Yıl sonuna doğru hayatlar da piyasalar da bir başkalaşır. Gündemler, konuşmalar, işler, güçler gibi konularda zihinler, yıl sonu ve yıl başına odaklanır. Pazarın asıl oyuncuları olan, zincirin sol halkası tüketiciler de bu izafî zaman skalasında kendilerine bir yer ararlar. Bazıları alışverişe saldırırken, kimileri, bu yıl da beklemede kalırlar. Pazarlamada hiç bitmeyecek bir tartışma ve cevabı tam bilinemeyen bir konu, “alıyor muyuz yoksa satıyor muyuz?” sorusuna düğümlenir. Sorarız. Acaba, piyasalarda herhangi bir şey el değiştirdiğinde, o şey “satılmış” mı oluyor, yoksa “alınmış” mı?

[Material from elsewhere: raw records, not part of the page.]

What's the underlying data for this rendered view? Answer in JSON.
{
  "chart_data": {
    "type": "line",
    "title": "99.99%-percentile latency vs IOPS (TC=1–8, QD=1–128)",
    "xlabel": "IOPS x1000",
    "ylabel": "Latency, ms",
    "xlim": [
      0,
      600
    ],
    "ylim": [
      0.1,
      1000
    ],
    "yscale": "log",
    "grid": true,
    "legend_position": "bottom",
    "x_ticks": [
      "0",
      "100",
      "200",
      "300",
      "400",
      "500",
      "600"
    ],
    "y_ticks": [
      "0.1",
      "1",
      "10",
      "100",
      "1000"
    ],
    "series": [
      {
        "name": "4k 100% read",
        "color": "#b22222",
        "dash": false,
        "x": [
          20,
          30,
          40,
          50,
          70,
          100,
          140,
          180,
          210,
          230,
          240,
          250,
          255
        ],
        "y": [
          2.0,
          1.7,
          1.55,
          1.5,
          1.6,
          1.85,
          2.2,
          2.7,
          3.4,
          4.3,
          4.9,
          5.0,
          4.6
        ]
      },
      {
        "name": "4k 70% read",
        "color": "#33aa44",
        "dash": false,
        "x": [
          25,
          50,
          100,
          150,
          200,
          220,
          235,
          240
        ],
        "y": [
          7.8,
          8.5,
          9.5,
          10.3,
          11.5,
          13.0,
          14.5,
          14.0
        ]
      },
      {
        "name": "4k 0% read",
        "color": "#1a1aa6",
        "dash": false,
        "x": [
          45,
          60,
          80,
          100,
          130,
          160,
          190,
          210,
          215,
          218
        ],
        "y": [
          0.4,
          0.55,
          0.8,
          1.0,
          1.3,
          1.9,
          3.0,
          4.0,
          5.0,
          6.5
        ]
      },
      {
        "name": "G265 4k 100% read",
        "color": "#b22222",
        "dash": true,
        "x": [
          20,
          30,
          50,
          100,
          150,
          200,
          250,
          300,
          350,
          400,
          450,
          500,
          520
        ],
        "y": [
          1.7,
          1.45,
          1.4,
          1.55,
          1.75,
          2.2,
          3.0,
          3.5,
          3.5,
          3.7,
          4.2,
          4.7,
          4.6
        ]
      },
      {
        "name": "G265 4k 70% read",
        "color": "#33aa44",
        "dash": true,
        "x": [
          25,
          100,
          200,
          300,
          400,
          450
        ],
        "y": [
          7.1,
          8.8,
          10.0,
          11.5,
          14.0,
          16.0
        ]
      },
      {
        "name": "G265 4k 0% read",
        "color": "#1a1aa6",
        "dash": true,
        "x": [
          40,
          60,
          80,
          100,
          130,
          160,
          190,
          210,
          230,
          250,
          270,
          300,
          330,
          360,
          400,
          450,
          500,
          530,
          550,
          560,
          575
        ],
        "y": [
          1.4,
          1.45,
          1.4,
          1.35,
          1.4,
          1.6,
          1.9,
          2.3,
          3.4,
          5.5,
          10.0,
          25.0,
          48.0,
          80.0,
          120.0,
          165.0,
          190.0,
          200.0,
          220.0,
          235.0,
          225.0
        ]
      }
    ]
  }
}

“Biri için satılmış, diğeri için alınmış; biri almış, öteki satmıştır” diyorsanız, bunu kastetmiyoruz. Soruyu pazarlamanın özün , ruhunu ve ne olduğunu anlamak için soruyoruz. Acaba, pazarlama, bir şeyleri satma işi midir? Yoksa, pazarlamanın vazifesi, alma işini kolaylaştırmak, tamamlamak mıdır? Cevabı kolay değil. Ama bu soruya şimdilerde verdiğimiz cevaplar pazarlamada yaşanan bir devrimi de yansıtıyor, pazarlamanın satmaktan, aldırmaya kaydığı gerçeğini özetliyor. Pazarlamanın tüketimi kışkırttığı, gereksiz harcamalara yol açtığı, insanları alışveriş çılgını, alışveriş hastası, alışveriş bağımlısı yaptığı gibi?iddialar?da bir kenarda duruyor. Acaba kabahat, müşteriye açıktan gizliden, doğrudan dolaylı, önden arkadan “saldıran” pazarlamacılarda mı,?yoksa müşterinin kendisinde mi? Tüketim çılgınlığı insanda doğuştan mı var, yoksa pazarlamacılar mı insanları çıldırtıyor? “Elimde değil,
duramıyorum” diyene de, “Aklını kullansaydı, almasaydı” diyenlere de ne diyeceğiz? İtiraf edelim. Biz müşteriler, bir şey “aldığımızda”, “bak ne aldım?” mı diyoruz, yoksa, “bak bana ne sattılar mı” diyoruz. Böyle konuşmuyor muyuz? Pazarlamayı daha yakından tanıdıkça, pazarlama
hakkında bilgi ve birikimlerimiz arttıkça, bildiklerimizin yanında bilmediklerimiz de, öğreneceklerimiz de hızla çoğalıyor. Şundan eminiz: Geçim iki başlıdır. Müşteriler olmasa pazarlama olmaz. Alan memnun satan memnun değilse piyasalarda denge kurulmaz. Ama siz yine de, marketten mağazadan eli kolu dolu çıkarken, “bunları ben mi aldım, yoksa, çaktırmadan birileri mi sattı?” diye ciddî ciddî düşünün… derim. Belki yeni şeyler de keşfederiz.